The Dimensions: IT Pressures & Priorities 2025 series of webinars and reports provides a look at the practical concerns and goals of financial institutions. Leveraging insights from the IT Dimensions 2025 survey, with the perspectives from more than 1,000 executives at top FIs, Celent’s analysts have taken a deep dive into areas of strategy and investment that can help organizations throughout financial services secure a competitive edge and transformative efficiency.
A positive outlook for financial institutions’ IT budgets The outlook for technology budget changes in 2025 is positive overall. On average, financial institutions expect their IT budgets to increase 4.9% this year. Only a small percentage of survey respondents see budgets remaining flat or declining.

The Dimensions webinars (presented over the past few weeks and available on-demand) evaluate specific trends, insights, and forecasts, by industry. Investment priorities, the amount of investment, areas of innovation, projected budget changes and perceived constraints, and emerging technologies are some of themes addressed for each industry. (Note that overall priority doesn’t necessarily reflect the level of investment.)
Each webinar is the tip of the iceberg, chock-full of relevant findings.

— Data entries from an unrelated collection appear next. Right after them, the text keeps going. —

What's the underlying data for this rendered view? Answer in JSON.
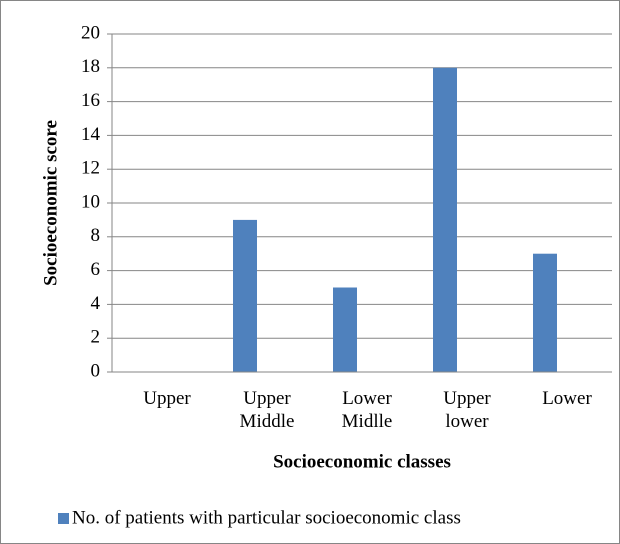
{
  "chart_data": {
    "type": "bar",
    "xlabel": "Socioeconomic classes",
    "ylabel": "Socioeconomic score",
    "categories": [
      "Upper",
      "Upper Middle",
      "Lower Midlle",
      "Upper lower",
      "Lower"
    ],
    "series": [
      {
        "name": "No. of patients with particular socioeconomic class",
        "color": "#4f81bd",
        "values": [
          0,
          9,
          5,
          18,
          7
        ]
      }
    ],
    "ylim": [
      0,
      20
    ],
    "yticks": [
      0,
      2,
      4,
      6,
      8,
      10,
      12,
      14,
      16,
      18,
      20
    ],
    "grid": true,
    "legend": "bottom"
  }
}
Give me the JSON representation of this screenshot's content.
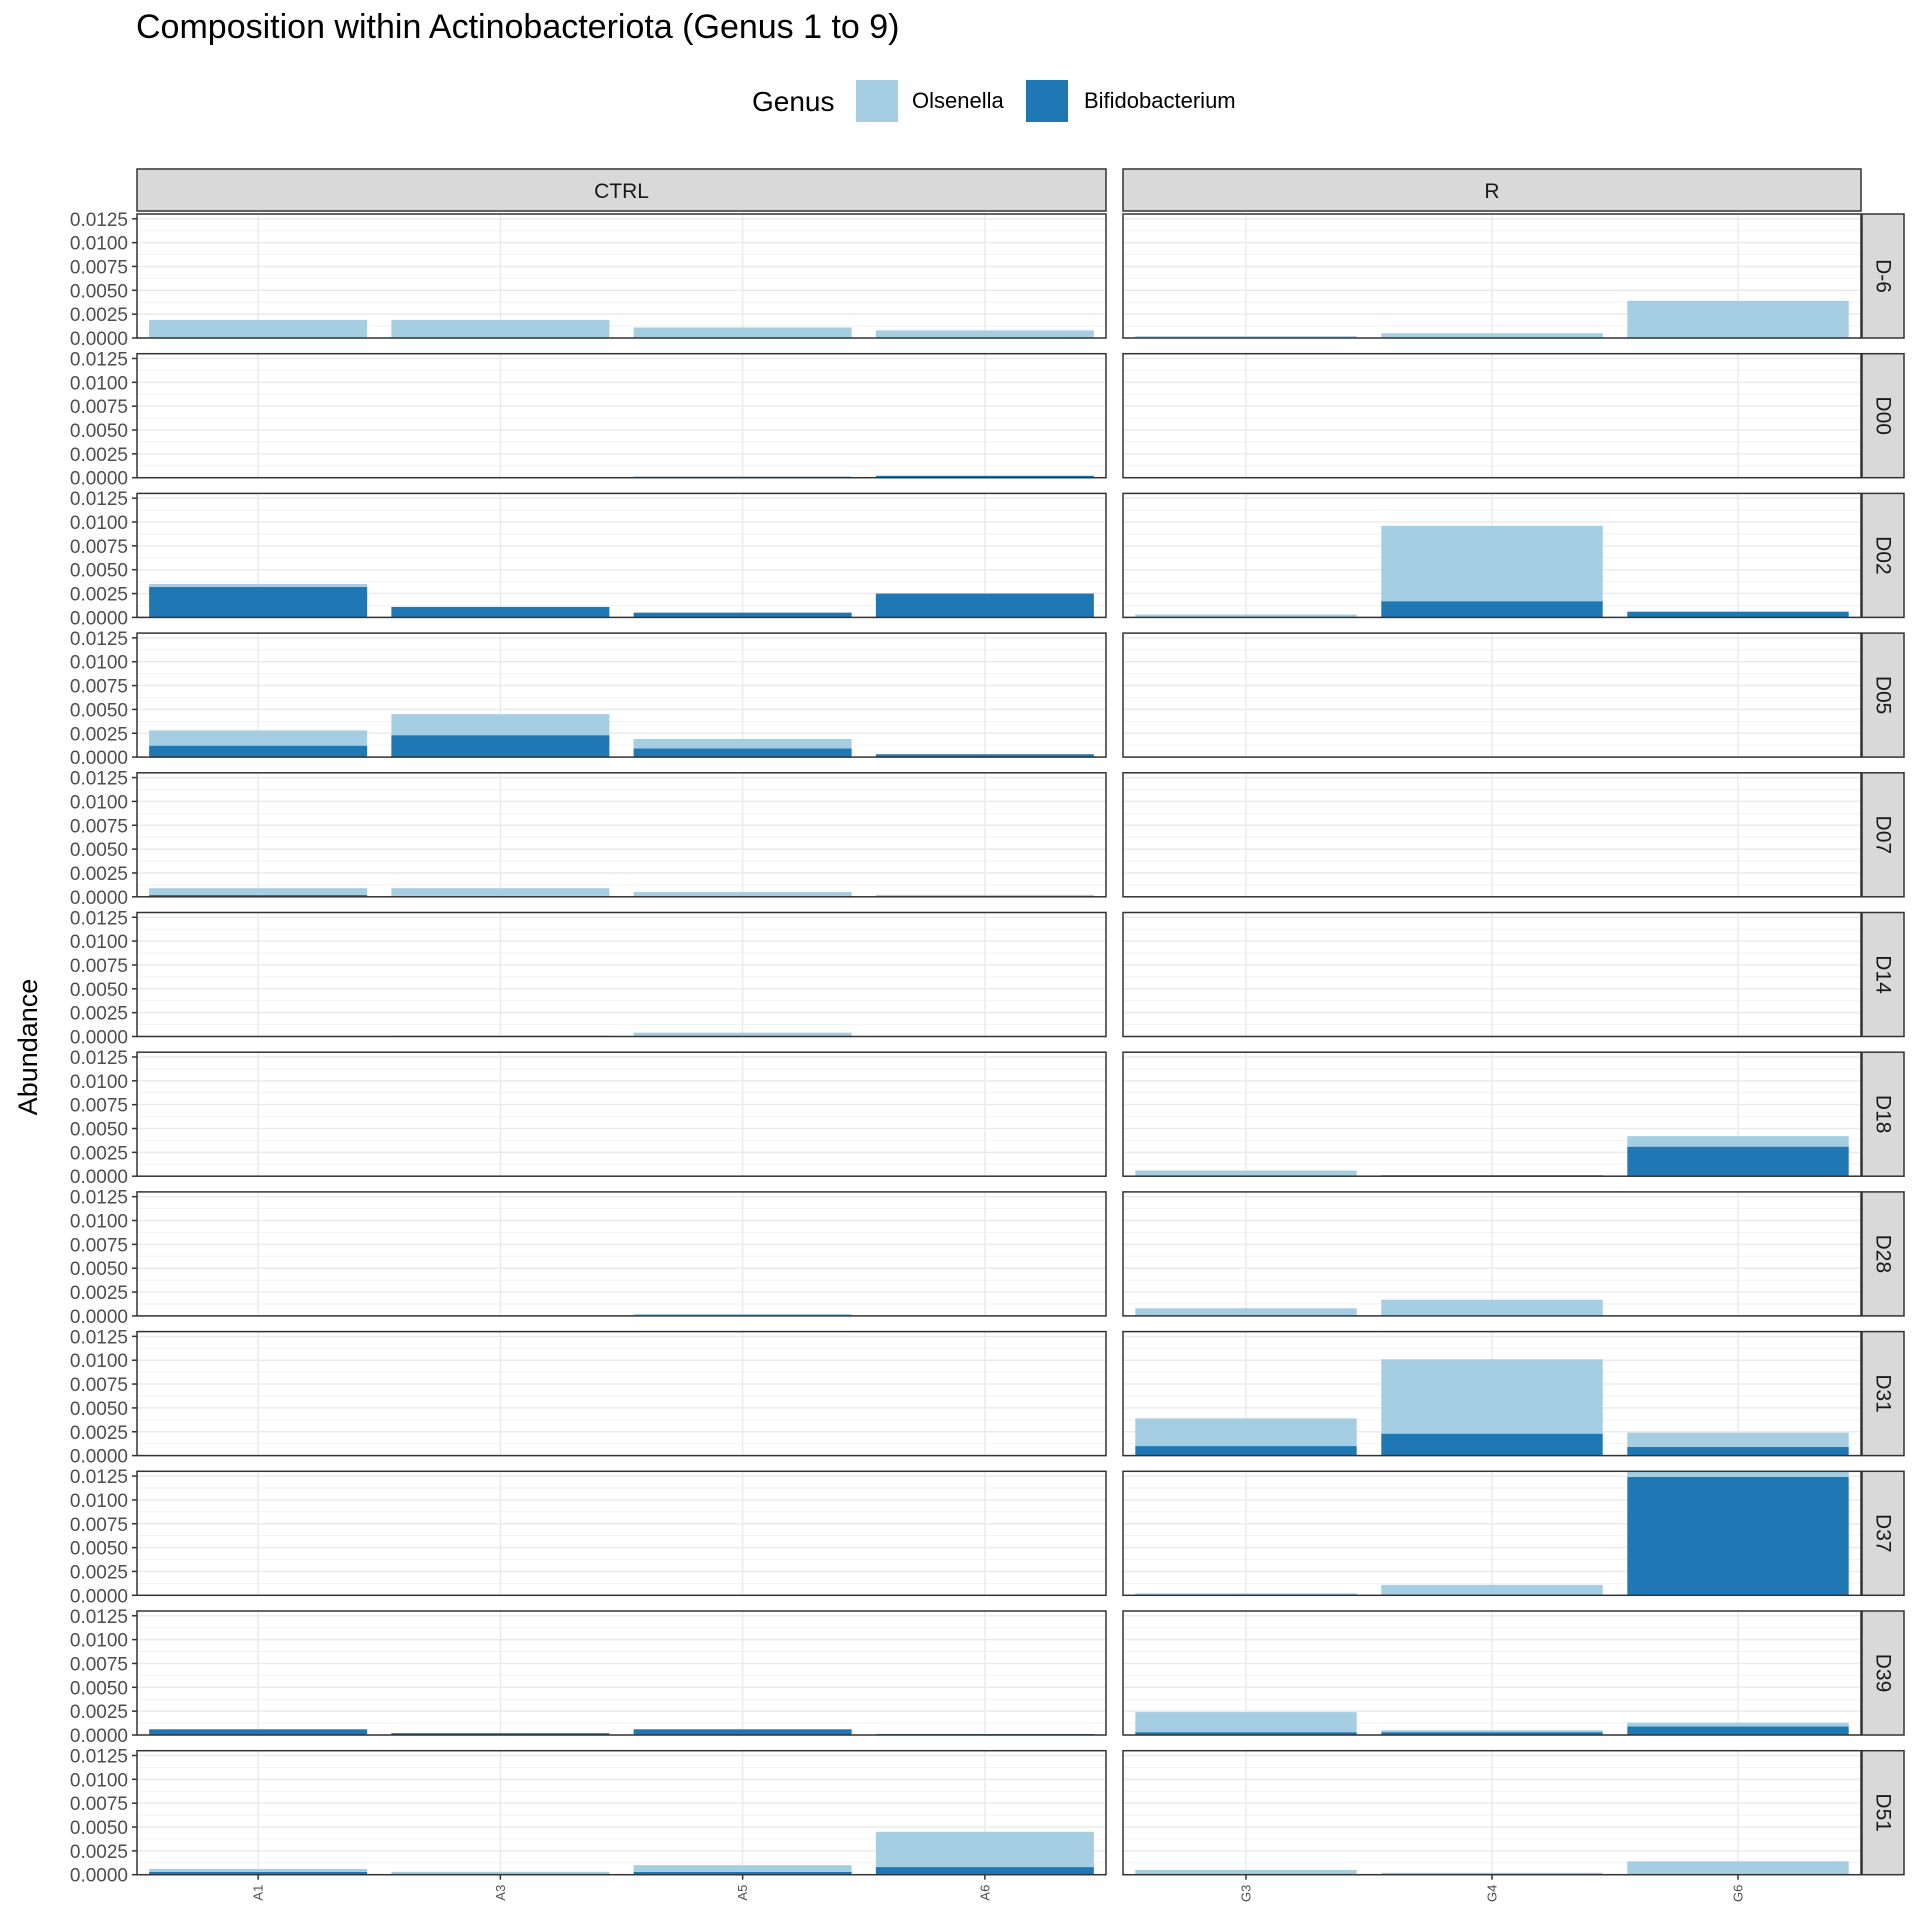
{
  "chart_data": {
    "type": "bar",
    "stacked": true,
    "title": "Composition within Actinobacteriota (Genus 1 to 9)",
    "ylabel": "Abundance",
    "xlabel": "",
    "ylim": [
      0,
      0.013
    ],
    "y_ticks": [
      "0.0000",
      "0.0025",
      "0.0050",
      "0.0075",
      "0.0100",
      "0.0125"
    ],
    "y_tick_values": [
      0,
      0.0025,
      0.005,
      0.0075,
      0.01,
      0.0125
    ],
    "grid": true,
    "legend": {
      "title": "Genus",
      "placement": "top",
      "entries": [
        {
          "name": "Olsenella",
          "color": "#A6CEE3"
        },
        {
          "name": "Bifidobacterium",
          "color": "#1F78B4"
        }
      ]
    },
    "facet_columns": [
      {
        "label": "CTRL",
        "categories": [
          "A1",
          "A3",
          "A5",
          "A6"
        ]
      },
      {
        "label": "R",
        "categories": [
          "G3",
          "G4",
          "G6"
        ]
      }
    ],
    "facet_rows": [
      "D-6",
      "D00",
      "D02",
      "D05",
      "D07",
      "D14",
      "D18",
      "D28",
      "D31",
      "D37",
      "D39",
      "D51"
    ],
    "stack_order": [
      "Bifidobacterium",
      "Olsenella"
    ],
    "panels": [
      {
        "row": "D-6",
        "col": "CTRL",
        "Bifidobacterium": [
          0,
          0,
          0,
          0
        ],
        "Olsenella": [
          0.0019,
          0.0019,
          0.0011,
          0.0008
        ]
      },
      {
        "row": "D-6",
        "col": "R",
        "Bifidobacterium": [
          0,
          0,
          0
        ],
        "Olsenella": [
          0.0002,
          0.0005,
          0.0039
        ]
      },
      {
        "row": "D00",
        "col": "CTRL",
        "Bifidobacterium": [
          0,
          0,
          0.0001,
          0.0002
        ],
        "Olsenella": [
          0,
          0,
          0,
          0
        ]
      },
      {
        "row": "D00",
        "col": "R",
        "Bifidobacterium": [
          0,
          0,
          0
        ],
        "Olsenella": [
          0,
          0,
          0
        ]
      },
      {
        "row": "D02",
        "col": "CTRL",
        "Bifidobacterium": [
          0.0032,
          0.0011,
          0.0005,
          0.0025
        ],
        "Olsenella": [
          0.0003,
          0,
          0,
          0
        ]
      },
      {
        "row": "D02",
        "col": "R",
        "Bifidobacterium": [
          0,
          0.0017,
          0.0006
        ],
        "Olsenella": [
          0.0003,
          0.0079,
          0
        ]
      },
      {
        "row": "D05",
        "col": "CTRL",
        "Bifidobacterium": [
          0.0012,
          0.0023,
          0.0009,
          0.0003
        ],
        "Olsenella": [
          0.0016,
          0.0022,
          0.001,
          0
        ]
      },
      {
        "row": "D05",
        "col": "R",
        "Bifidobacterium": [
          0,
          0,
          0
        ],
        "Olsenella": [
          0,
          0,
          0
        ]
      },
      {
        "row": "D07",
        "col": "CTRL",
        "Bifidobacterium": [
          0.0002,
          0.0001,
          0.0001,
          0.0001
        ],
        "Olsenella": [
          0.0007,
          0.0008,
          0.0004,
          0.0001
        ]
      },
      {
        "row": "D07",
        "col": "R",
        "Bifidobacterium": [
          0,
          0,
          0
        ],
        "Olsenella": [
          0,
          0,
          0
        ]
      },
      {
        "row": "D14",
        "col": "CTRL",
        "Bifidobacterium": [
          0,
          0,
          0,
          0
        ],
        "Olsenella": [
          0,
          0.0001,
          0.0004,
          0
        ]
      },
      {
        "row": "D14",
        "col": "R",
        "Bifidobacterium": [
          0,
          0,
          0
        ],
        "Olsenella": [
          0,
          0,
          0
        ]
      },
      {
        "row": "D18",
        "col": "CTRL",
        "Bifidobacterium": [
          0,
          0,
          0,
          0
        ],
        "Olsenella": [
          0,
          0,
          0,
          0
        ]
      },
      {
        "row": "D18",
        "col": "R",
        "Bifidobacterium": [
          0,
          0.0001,
          0.0031
        ],
        "Olsenella": [
          0.0006,
          0,
          0.0011
        ]
      },
      {
        "row": "D28",
        "col": "CTRL",
        "Bifidobacterium": [
          0,
          0,
          0,
          0
        ],
        "Olsenella": [
          0,
          0,
          0.0002,
          0
        ]
      },
      {
        "row": "D28",
        "col": "R",
        "Bifidobacterium": [
          0,
          0,
          0
        ],
        "Olsenella": [
          0.0008,
          0.0017,
          0
        ]
      },
      {
        "row": "D31",
        "col": "CTRL",
        "Bifidobacterium": [
          0,
          0,
          0,
          0
        ],
        "Olsenella": [
          0,
          0,
          0,
          0
        ]
      },
      {
        "row": "D31",
        "col": "R",
        "Bifidobacterium": [
          0.001,
          0.0023,
          0.0009
        ],
        "Olsenella": [
          0.0029,
          0.0078,
          0.0015
        ]
      },
      {
        "row": "D37",
        "col": "CTRL",
        "Bifidobacterium": [
          0,
          0,
          0,
          0
        ],
        "Olsenella": [
          0,
          0,
          0,
          0
        ]
      },
      {
        "row": "D37",
        "col": "R",
        "Bifidobacterium": [
          0,
          0,
          0.0124
        ],
        "Olsenella": [
          0.0002,
          0.0011,
          0.0006
        ]
      },
      {
        "row": "D39",
        "col": "CTRL",
        "Bifidobacterium": [
          0.0006,
          0.0002,
          0.0006,
          0.0001
        ],
        "Olsenella": [
          0,
          0,
          0,
          0
        ]
      },
      {
        "row": "D39",
        "col": "R",
        "Bifidobacterium": [
          0.0003,
          0.0003,
          0.0009
        ],
        "Olsenella": [
          0.0021,
          0.0002,
          0.0004
        ]
      },
      {
        "row": "D51",
        "col": "CTRL",
        "Bifidobacterium": [
          0.0003,
          0.0001,
          0.0003,
          0.0008
        ],
        "Olsenella": [
          0.0003,
          0.0002,
          0.0007,
          0.0037
        ]
      },
      {
        "row": "D51",
        "col": "R",
        "Bifidobacterium": [
          0,
          0,
          0
        ],
        "Olsenella": [
          0.0005,
          0.0002,
          0.0014
        ]
      }
    ]
  }
}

The accompanying Dimensions reports provide deeper evaluations of industry considerations. Additional reports, with regional cuts on the data, are also part of the series; some are available now while others will be published soon.
Some of the recurring themes we heard across industries include:
- AI: No surprise, conversations about artificial intelligence are ubiquitous these days—and crucial for financial services. The prevalence of AI; applications of AI overall and of generative AI (GenAI), specifically; areas of investment for AI functionality; barriers for implementation; factors for successful scaling of AI; AI governance structures; and the growth of AI centers of excellence are among some of the specific considerations addressed in the Dimensions series.
- Emerging tech trends: What will the coming five years look like across financial services? There’s some variation across industries, but expectations for the medium term reveal some recurring themes that we’ll continue to track and monitor. “Open” ecosystems remain a common interest area — especially when it comes to top product investment priorities: open ecosystems, open data integrations, open banking, open finance, open standards, and open insurance, for example. Software-as-a-service (SaaS) utilization, cloud enablement, and advanced data analytics are among other areas of focus.
- Where concerns are easing: Compliance, for example, remains a priority, although with some signs indicating that investment focus is switching away from large spend projects towards incremental spend on AI-fueled innovations matched to leverage existing assets and data. We’re also seeing shifts in “run the business” and “change the business” allocations of IT spending, compared to past years, illustrating areas where FIs may be more at ease to pursue innovation. For example, in capital markets, more than half of IT spending budgets was allocated to “run the business” activities recently (56% in 2023, 53% in 2024), but there’s now a 50%/50% split with “change the business” activities.